Afwijzing verzoek voorlopige voorziening omgevingsvergunning uitbreiding woning

In deze uitspraak van 5 juni 2023 heeft de voorzieningenrechter van de Rechtbank Zeeland-West-Brabant geoordeeld over een verzoek om een voorlopige voorziening van verzoekers tegen de verleende omgevingsvergunning voor de uitbreiding van een bestaande woning.

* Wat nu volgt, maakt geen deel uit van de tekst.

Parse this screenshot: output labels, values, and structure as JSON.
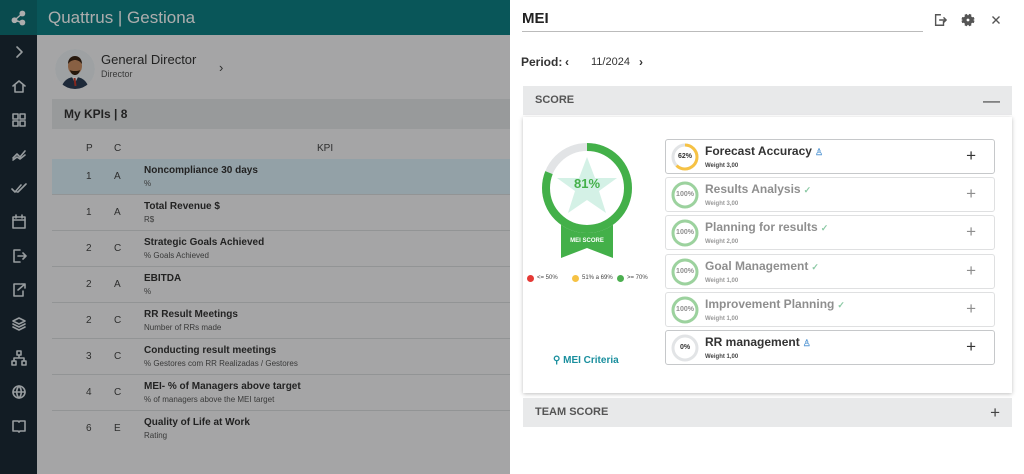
{
  "app": {
    "title": "Quattrus | Gestiona"
  },
  "rail": {
    "icons": [
      "chevron-right-icon",
      "home-icon",
      "dashboard-icon",
      "chart-icon",
      "check-icon",
      "calendar-icon",
      "exit-icon",
      "export-icon",
      "layers-icon",
      "hierarchy-icon",
      "globe-icon",
      "book-icon"
    ]
  },
  "profile": {
    "name": "General Director",
    "role": "Director"
  },
  "kpis": {
    "header": "My KPIs | 8",
    "columns": {
      "p": "P",
      "c": "C",
      "kpi": "KPI"
    },
    "rows": [
      {
        "p": "1",
        "c": "A",
        "title": "Noncompliance 30 days",
        "sub": "%"
      },
      {
        "p": "1",
        "c": "A",
        "title": "Total Revenue $",
        "sub": "R$"
      },
      {
        "p": "2",
        "c": "C",
        "title": "Strategic Goals Achieved",
        "sub": "% Goals Achieved"
      },
      {
        "p": "2",
        "c": "A",
        "title": "EBITDA",
        "sub": "%"
      },
      {
        "p": "2",
        "c": "C",
        "title": "RR Result Meetings",
        "sub": "Number of RRs made"
      },
      {
        "p": "3",
        "c": "C",
        "title": "Conducting result meetings",
        "sub": "% Gestores com RR Realizadas / Gestores"
      },
      {
        "p": "4",
        "c": "C",
        "title": "MEI- % of Managers above target",
        "sub": "% of managers above the MEI target"
      },
      {
        "p": "6",
        "c": "E",
        "title": "Quality of Life at Work",
        "sub": "Rating"
      }
    ]
  },
  "drawer": {
    "title": "MEI",
    "period_label": "Period:",
    "period_value": "11/2024",
    "prev": "‹",
    "next": "›",
    "score_section": "SCORE",
    "score_toggle": "—",
    "team_section": "TEAM SCORE",
    "team_toggle": "+",
    "gauge": {
      "value": "81%",
      "fraction": 0.81,
      "label": "MEI SCORE"
    },
    "legend": [
      {
        "text": "<= 50%",
        "color": "#e53935"
      },
      {
        "text": "51% a 69%",
        "color": "#f6c244"
      },
      {
        "text": ">= 70%",
        "color": "#4caf50"
      }
    ],
    "criteria": "MEI Criteria",
    "items": [
      {
        "name": "Forecast Accuracy",
        "weight": "Weight 3,00",
        "pct": "62%",
        "fraction": 0.62,
        "color": "#f6c244",
        "faded": false,
        "status_icon": "person-icon"
      },
      {
        "name": "Results Analysis",
        "weight": "Weight 3,00",
        "pct": "100%",
        "fraction": 1.0,
        "color": "#4caf50",
        "faded": true,
        "status_icon": "check-circle-icon"
      },
      {
        "name": "Planning for results",
        "weight": "Weight 2,00",
        "pct": "100%",
        "fraction": 1.0,
        "color": "#4caf50",
        "faded": true,
        "status_icon": "check-circle-icon"
      },
      {
        "name": "Goal Management",
        "weight": "Weight 1,00",
        "pct": "100%",
        "fraction": 1.0,
        "color": "#4caf50",
        "faded": true,
        "status_icon": "check-circle-icon"
      },
      {
        "name": "Improvement Planning",
        "weight": "Weight 1,00",
        "pct": "100%",
        "fraction": 1.0,
        "color": "#4caf50",
        "faded": true,
        "status_icon": "check-circle-icon"
      },
      {
        "name": "RR management",
        "weight": "Weight 1,00",
        "pct": "0%",
        "fraction": 0.0,
        "color": "#4caf50",
        "faded": false,
        "status_icon": "person-icon"
      }
    ],
    "plus": "+"
  }
}
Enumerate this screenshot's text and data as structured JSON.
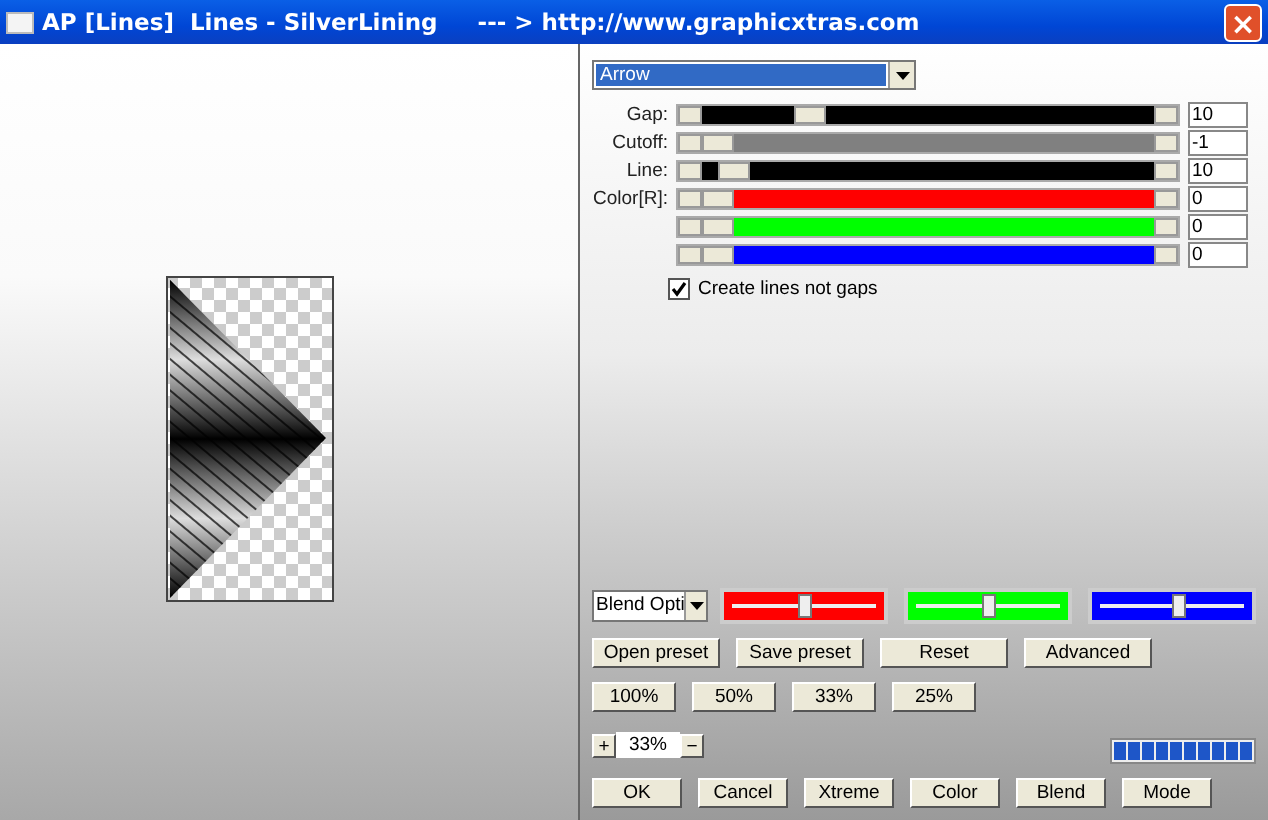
{
  "window": {
    "title": "AP [Lines]  Lines - SilverLining     --- > http://www.graphicxtras.com",
    "close": "×"
  },
  "preset_dropdown": {
    "value": "Arrow"
  },
  "sliders": [
    {
      "label": "Gap:",
      "level": 0.22,
      "color": "#000000",
      "value": "10"
    },
    {
      "label": "Cutoff:",
      "level": 0.0,
      "color": "#808080",
      "value": "-1"
    },
    {
      "label": "Line:",
      "level": 0.04,
      "color": "#000000",
      "value": "10"
    },
    {
      "label": "Color[R]:",
      "level": 0.0,
      "color": "#ff0000",
      "value": "0"
    },
    {
      "level": 0.0,
      "color": "#00ff00",
      "value": "0"
    },
    {
      "level": 0.0,
      "color": "#0000ff",
      "value": "0"
    }
  ],
  "checkbox": {
    "label": "Create lines not gaps",
    "checked": true
  },
  "blend_dropdown": {
    "value": "Blend Opti"
  },
  "blend_sliders": [
    {
      "color": "#ff0000",
      "level": 0.5
    },
    {
      "color": "#00ff00",
      "level": 0.5
    },
    {
      "color": "#0000ff",
      "level": 0.55
    }
  ],
  "preset_buttons": [
    "Open preset",
    "Save preset",
    "Reset",
    "Advanced"
  ],
  "zoom_buttons": [
    "100%",
    "50%",
    "33%",
    "25%"
  ],
  "zoom_control": {
    "plus": "+",
    "value": "33%",
    "minus": "−"
  },
  "progress": {
    "level": 1
  },
  "action_buttons": [
    "OK",
    "Cancel",
    "Xtreme",
    "Color",
    "Blend",
    "Mode"
  ]
}
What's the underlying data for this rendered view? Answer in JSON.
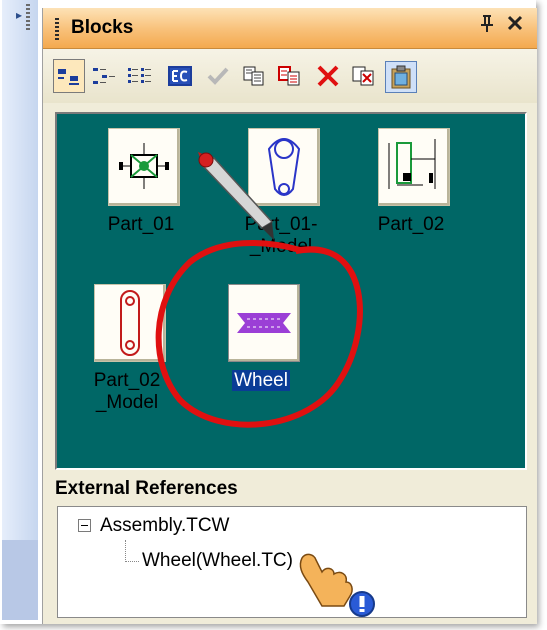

De voorzieningenrechter heeft het verzoek om een voorlopige voorziening afgewezen en het beroep gegrond verklaard, waarbij het bestreden besluit is vernietigd, maar de rechtsgevolgen van het vernietigde besluit in stand zijn gelaten. Verzoekers, die wonen tegenover de woning van vergunninghouder, hebben bezwaar gemaakt tegen de omgevingsvergunning die op 31 oktober 2022 door het college van burgemeester en wethouders van de gemeente Etten-Leur was verleend. Dit besluit werd later herroepen, maar de nieuwe vergunning werd opnieuw aangevochten door verzoekers. De voorzieningenrechter heeft de argumenten van verzoekers beoordeeld, waaronder de strijdigheid van het bouwplan met het bestemmingsplan en de stedenbouwkundige gevolgen. De voorzieningenrechter concludeert dat het college niet mocht aansluiten bij de beleidsregels en dat er onvoldoende spoedeisendheid was voor het treffen van een voorlopige voorziening. De voorzieningenrechter heeft de proceskosten van verzoekers toegewezen en het college veroordeeld tot vergoeding van het griffierecht.

Uitspraak

VOORZIENINGENRECHTER ZEELAND-WEST-BRABANT
Zittingsplaats Breda
Bestuursrecht
zaaknummer: BRE 23/2586 WABOA VV en BRE 23/2162 WABOA

uitspraak van de voorzieningenrechter van 5 juni 2023 in de zaak tussen

[naam verzoeker 1] en [naam verzoeker 2] , uit [woonplaats] , verzoekers,

gemachtigde: mr. S. Oord,
en
het college van burgemeester en wethouders van de gemeente Etten-Leur, verweerder.
Als derde-partij neemt aan de zaak deel:
[naam vergunninghouder], uit [woonplaats] (vergunninghouder).

Inleiding

In deze uitspraak beslist de voorzieningenrechter op het verzoek om een voorlopige voorziening van verzoekers tegen de verleende omgevingsvergunning voor het uitbreiden van de bestaande woning op het perceel gelegen aan de [straatnaam] 67 in [woonplaats] .
In het besluit van 31 oktober 2022 (primair besluit) heeft het college een omgevingsvergunning verleend voor het uitbreiden van de bestaande woning op het perceel gelegen aan de [straatnaam] 67 in [woonplaats] . Tegen dit besluit hebben verzoekers bezwaar gemaakt.
Bij besluit van 15 februari 2023 (bestreden besluit) heeft het college het bezwaar van verzoekers gegrond verklaard, het primaire besluit herroepen en een nieuwe omgevingsvergunning verleend.
Verzoekers hebben tegen dit besluit beroep ingesteld. Zij hebben de voorzieningenrechter verzocht om een voorlopige voorziening te treffen.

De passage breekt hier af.